Wie weit sollen Rationalisierung und Digitalisierung gehen? Um keine geringere Frage als diese geht es heute …


Walter ist Chauffeur, Lastwagen-Chauffeur – und zwar seit über 40 Jahren für die gleiche Spedition. Kommt noch dazu, dass er fast ausschliesslich nachts fährt, um Baustellen mit dem Material-Nachschub zu versorgen. Er fährt, wenn die meisten anderen schlafen und er schläft, wenn die meisten anderen arbeiten. Um das so lange so gut zu machen, braucht es vor allem eins: die richtige Einstellung.

Früher kannten sich alle und die Stimmung war sehr persönlich. Wenn der Sattelzug Schwächen zeigte, rief er sogar mal den Geschäftsführer an. Den sieht er heute nur noch bei Betriebsversammlungen. Seinen Disponenten sprach er regelmässig persönlich, bis die Mobilfunksiegeswelle begann. Und den Personalchef kannte er sowieso. Wenn sie miteinander sprachen, war dieser nicht vor allem Personalchef und er, Walter, war nicht vor allem Chauffeur. Sie sprachen unter Kollegen und kaum etwas wurde zum richtigen Problem.

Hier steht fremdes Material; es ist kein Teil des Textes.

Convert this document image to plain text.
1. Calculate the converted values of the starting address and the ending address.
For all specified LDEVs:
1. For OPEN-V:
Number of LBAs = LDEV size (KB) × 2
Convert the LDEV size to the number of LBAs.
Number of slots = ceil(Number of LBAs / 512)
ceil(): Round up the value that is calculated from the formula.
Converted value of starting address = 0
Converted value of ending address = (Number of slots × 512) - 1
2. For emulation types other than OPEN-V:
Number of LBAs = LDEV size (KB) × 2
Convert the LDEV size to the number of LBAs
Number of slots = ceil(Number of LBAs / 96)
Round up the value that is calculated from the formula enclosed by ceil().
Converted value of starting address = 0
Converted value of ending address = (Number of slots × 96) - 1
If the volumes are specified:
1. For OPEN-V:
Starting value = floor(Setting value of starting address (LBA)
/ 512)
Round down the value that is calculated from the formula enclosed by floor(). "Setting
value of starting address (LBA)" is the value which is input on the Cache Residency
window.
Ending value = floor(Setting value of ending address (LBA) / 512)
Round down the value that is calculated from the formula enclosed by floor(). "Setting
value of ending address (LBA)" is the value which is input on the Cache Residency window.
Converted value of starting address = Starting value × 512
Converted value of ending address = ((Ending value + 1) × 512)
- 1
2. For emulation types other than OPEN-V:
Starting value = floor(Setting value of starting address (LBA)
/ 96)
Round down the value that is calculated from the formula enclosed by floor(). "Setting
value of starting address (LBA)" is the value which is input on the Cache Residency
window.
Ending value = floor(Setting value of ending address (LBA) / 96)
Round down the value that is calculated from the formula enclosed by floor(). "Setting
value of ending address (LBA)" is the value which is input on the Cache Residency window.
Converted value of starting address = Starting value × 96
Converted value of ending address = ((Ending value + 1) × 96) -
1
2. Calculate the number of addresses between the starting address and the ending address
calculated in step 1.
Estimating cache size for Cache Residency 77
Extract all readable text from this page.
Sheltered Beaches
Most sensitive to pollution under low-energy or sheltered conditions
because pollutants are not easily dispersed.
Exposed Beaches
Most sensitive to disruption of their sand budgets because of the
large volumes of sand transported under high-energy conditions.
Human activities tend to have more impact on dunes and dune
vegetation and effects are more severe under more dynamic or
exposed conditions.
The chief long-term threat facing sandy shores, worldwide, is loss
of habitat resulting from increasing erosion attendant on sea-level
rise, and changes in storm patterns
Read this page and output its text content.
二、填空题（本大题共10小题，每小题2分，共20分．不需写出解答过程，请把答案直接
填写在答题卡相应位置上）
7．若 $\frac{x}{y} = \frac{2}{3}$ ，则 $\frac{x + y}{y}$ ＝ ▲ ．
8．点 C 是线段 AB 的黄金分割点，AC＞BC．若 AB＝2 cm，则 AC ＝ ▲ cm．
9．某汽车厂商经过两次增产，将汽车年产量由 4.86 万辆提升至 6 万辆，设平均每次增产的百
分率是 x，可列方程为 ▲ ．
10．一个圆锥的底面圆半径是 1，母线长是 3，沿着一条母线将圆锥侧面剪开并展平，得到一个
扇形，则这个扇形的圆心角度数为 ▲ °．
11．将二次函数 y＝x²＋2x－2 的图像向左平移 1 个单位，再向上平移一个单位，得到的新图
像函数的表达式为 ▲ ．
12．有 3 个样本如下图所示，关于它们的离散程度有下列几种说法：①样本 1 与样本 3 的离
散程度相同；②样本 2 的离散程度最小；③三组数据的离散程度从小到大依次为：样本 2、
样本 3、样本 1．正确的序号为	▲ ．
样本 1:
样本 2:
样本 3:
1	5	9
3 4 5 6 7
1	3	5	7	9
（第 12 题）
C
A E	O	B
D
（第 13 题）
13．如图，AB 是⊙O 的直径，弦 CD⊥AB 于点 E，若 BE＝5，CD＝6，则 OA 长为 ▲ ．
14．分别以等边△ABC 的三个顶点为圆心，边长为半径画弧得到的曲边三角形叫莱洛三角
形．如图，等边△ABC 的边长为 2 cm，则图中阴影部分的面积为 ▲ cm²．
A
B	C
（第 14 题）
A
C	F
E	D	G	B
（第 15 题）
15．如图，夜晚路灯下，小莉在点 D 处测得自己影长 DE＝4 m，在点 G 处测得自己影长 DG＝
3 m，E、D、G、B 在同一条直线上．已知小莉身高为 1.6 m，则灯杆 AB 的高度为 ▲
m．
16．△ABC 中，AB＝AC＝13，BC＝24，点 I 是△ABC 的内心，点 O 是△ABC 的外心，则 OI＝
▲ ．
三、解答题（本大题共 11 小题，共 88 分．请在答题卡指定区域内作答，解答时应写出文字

Und heute? Wenn Walter heute eine Frage an die Personalabteilung hat und dort anruft, spricht er mit einem Computer. Dieser will ihn zunächst identifizieren und dann seiner Frage entsprechend zuteilen. So startet jeder Anruf in die Personalabteilung, indem Walter seinen Mitarbeitercode nennen muss: nicht zu schnell und nicht zu langsam. Und sein Code ist nicht gerade einfach, schliesslich muss ja alles so sicher sein, wie früher Fort Knox nur davon träumen konnte. Und jedes Mal, wenn er den Code nennt, verliert er bereits jede Lust auf das Gespräch. Wissen Sie, was mir dazu einfällt?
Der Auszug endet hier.